If I personally guarantee my corporation's bank loan, what am I actually agreeing to in Ontario?
When you sign a personal guarantee on a corporation's loan, you are agreeing to be personally responsible for the corporation's debt if the corporation does not pay. The guarantee effectively removes the shield of limited liability for that specific obligation. If the corporation defaults, the lender can pursue you personally for the full amount guaranteed — your personal savings, home equity, investments, and other assets may all be at risk.

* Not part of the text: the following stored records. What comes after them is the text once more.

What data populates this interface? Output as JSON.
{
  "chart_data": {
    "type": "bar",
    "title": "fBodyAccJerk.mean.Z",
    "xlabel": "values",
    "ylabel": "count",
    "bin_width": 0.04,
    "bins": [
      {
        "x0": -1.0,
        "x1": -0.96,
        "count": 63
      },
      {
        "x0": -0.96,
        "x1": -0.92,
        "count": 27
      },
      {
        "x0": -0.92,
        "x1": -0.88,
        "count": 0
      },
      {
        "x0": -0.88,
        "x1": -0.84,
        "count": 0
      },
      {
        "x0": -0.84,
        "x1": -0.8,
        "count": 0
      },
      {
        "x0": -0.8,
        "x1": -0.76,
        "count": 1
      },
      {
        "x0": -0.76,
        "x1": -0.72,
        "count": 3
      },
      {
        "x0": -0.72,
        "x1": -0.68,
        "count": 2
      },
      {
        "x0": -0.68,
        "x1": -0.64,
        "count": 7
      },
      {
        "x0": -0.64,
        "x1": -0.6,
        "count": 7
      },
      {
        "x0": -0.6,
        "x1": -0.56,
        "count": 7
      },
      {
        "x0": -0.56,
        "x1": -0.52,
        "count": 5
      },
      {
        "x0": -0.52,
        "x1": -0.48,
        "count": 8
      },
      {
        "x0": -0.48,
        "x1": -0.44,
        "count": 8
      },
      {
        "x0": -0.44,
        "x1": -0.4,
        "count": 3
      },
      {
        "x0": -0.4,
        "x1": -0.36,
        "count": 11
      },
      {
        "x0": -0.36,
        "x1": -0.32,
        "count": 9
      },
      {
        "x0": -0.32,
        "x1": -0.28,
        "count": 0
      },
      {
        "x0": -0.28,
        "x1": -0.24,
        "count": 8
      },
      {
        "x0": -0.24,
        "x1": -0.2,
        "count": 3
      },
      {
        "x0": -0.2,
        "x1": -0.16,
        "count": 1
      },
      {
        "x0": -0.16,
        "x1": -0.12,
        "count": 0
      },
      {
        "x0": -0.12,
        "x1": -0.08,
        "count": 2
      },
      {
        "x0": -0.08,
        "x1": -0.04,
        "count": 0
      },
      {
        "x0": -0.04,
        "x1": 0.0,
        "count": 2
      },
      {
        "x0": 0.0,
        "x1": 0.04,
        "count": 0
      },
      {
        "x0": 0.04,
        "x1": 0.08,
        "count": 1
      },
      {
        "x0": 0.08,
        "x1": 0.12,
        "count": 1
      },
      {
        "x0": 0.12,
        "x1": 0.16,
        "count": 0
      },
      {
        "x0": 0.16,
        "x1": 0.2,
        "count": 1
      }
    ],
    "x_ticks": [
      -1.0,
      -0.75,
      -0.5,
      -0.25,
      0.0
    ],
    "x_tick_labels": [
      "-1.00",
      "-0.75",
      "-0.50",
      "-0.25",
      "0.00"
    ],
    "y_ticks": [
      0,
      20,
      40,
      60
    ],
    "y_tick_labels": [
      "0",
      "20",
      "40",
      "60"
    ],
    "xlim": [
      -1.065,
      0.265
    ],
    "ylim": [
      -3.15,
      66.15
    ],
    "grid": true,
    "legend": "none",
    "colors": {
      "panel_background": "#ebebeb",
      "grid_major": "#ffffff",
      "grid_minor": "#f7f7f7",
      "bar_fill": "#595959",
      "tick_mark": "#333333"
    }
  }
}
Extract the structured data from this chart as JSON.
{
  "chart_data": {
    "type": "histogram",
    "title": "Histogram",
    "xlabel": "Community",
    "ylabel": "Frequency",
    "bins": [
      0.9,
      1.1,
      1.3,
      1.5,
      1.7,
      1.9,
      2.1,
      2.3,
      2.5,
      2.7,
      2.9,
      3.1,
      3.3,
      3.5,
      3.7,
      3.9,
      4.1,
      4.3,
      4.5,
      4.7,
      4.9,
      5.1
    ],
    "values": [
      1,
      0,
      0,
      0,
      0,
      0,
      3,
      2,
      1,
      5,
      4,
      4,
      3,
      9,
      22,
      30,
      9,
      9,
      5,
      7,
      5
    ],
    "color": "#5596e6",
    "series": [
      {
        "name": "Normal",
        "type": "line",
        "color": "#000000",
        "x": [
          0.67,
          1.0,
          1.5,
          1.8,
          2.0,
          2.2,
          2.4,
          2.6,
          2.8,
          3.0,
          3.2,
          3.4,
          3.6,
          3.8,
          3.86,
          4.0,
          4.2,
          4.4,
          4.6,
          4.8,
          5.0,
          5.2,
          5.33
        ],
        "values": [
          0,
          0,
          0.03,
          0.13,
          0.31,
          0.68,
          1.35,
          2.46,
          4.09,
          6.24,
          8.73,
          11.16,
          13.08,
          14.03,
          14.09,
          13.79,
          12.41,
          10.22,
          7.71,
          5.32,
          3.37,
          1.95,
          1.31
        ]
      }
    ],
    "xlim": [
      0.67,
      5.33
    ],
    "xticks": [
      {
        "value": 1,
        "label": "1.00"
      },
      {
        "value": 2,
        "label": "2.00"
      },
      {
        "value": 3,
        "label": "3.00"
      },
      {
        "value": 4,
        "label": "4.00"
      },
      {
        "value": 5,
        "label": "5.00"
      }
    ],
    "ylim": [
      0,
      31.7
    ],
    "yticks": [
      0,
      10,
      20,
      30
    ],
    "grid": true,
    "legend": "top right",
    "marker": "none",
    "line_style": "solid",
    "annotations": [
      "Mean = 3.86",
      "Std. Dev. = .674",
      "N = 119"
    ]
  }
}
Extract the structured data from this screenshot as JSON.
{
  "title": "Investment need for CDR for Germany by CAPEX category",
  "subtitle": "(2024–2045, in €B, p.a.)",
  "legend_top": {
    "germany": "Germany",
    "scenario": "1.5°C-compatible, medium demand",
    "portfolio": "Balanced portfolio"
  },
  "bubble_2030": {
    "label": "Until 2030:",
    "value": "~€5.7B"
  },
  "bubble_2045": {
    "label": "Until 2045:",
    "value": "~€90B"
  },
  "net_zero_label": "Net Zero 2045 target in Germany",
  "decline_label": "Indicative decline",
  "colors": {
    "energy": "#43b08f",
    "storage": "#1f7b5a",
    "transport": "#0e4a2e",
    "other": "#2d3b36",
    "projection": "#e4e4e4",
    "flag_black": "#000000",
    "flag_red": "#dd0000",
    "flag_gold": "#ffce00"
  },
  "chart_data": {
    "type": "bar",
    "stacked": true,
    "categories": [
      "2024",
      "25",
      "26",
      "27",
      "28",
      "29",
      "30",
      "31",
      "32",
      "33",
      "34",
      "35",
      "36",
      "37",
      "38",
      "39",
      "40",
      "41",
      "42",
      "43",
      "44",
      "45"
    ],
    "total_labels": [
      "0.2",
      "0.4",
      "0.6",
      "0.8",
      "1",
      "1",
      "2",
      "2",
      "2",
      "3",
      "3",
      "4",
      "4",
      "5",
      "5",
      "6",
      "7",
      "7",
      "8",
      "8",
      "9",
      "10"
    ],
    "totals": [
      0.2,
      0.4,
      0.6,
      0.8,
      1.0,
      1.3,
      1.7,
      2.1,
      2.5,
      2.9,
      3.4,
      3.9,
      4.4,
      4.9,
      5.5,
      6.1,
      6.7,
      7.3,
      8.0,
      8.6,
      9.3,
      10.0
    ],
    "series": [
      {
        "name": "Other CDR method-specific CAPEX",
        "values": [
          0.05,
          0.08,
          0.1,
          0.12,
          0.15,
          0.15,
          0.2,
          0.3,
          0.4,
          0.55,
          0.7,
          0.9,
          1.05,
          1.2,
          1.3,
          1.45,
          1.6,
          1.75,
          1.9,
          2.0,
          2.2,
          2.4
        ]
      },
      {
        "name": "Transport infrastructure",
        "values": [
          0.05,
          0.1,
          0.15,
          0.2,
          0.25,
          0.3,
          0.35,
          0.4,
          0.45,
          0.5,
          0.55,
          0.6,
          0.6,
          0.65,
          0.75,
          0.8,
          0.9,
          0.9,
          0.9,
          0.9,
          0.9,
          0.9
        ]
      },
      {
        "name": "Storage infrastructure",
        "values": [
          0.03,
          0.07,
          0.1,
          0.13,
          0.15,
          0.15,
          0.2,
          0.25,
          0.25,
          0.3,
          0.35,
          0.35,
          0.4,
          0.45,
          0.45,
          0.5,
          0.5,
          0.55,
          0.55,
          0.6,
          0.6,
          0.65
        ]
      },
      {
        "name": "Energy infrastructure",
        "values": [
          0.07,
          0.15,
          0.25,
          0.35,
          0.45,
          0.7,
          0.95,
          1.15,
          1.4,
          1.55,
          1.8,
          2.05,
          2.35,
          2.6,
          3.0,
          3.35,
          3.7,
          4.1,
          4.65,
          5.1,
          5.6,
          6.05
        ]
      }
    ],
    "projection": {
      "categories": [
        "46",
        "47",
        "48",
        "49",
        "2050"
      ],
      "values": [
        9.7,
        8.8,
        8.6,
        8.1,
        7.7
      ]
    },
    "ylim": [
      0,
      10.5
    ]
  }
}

Guarantees are extremely common in commercial lending in Ontario. Banks routinely require personal guarantees from director-shareholders of small private corporations before extending credit, because the corporation itself may have limited assets. The guarantee may be unlimited (covering the full loan amount, interest, and costs) or capped, and it may be continuing (covering future advances) or limited to a specific transaction.
Before signing, you should understand the exact scope of the guarantee — what is covered, whether it can be called without notice, and whether you have any right to demand that the bank pursue the corporation first before coming after you. The guarantee document typically waives many of these rights. Negotiating limitations — a cap on amount, a requirement to exhaust corporate assets first, or a release upon corporate sale — is possible, though lenders may not agree. A lawyer can review the guarantee terms and advise on what you are actually agreeing to before you sign.
Key takeaways
- A personal guarantee makes you personally liable for the corporation's debt if it defaults.
- It removes limited liability protection for the specific obligation covered.
- Guarantees are often broad — covering interest, costs, and future advances unless negotiated otherwise.
- Legal review before signing can identify opportunities to negotiate limits on the guarantee.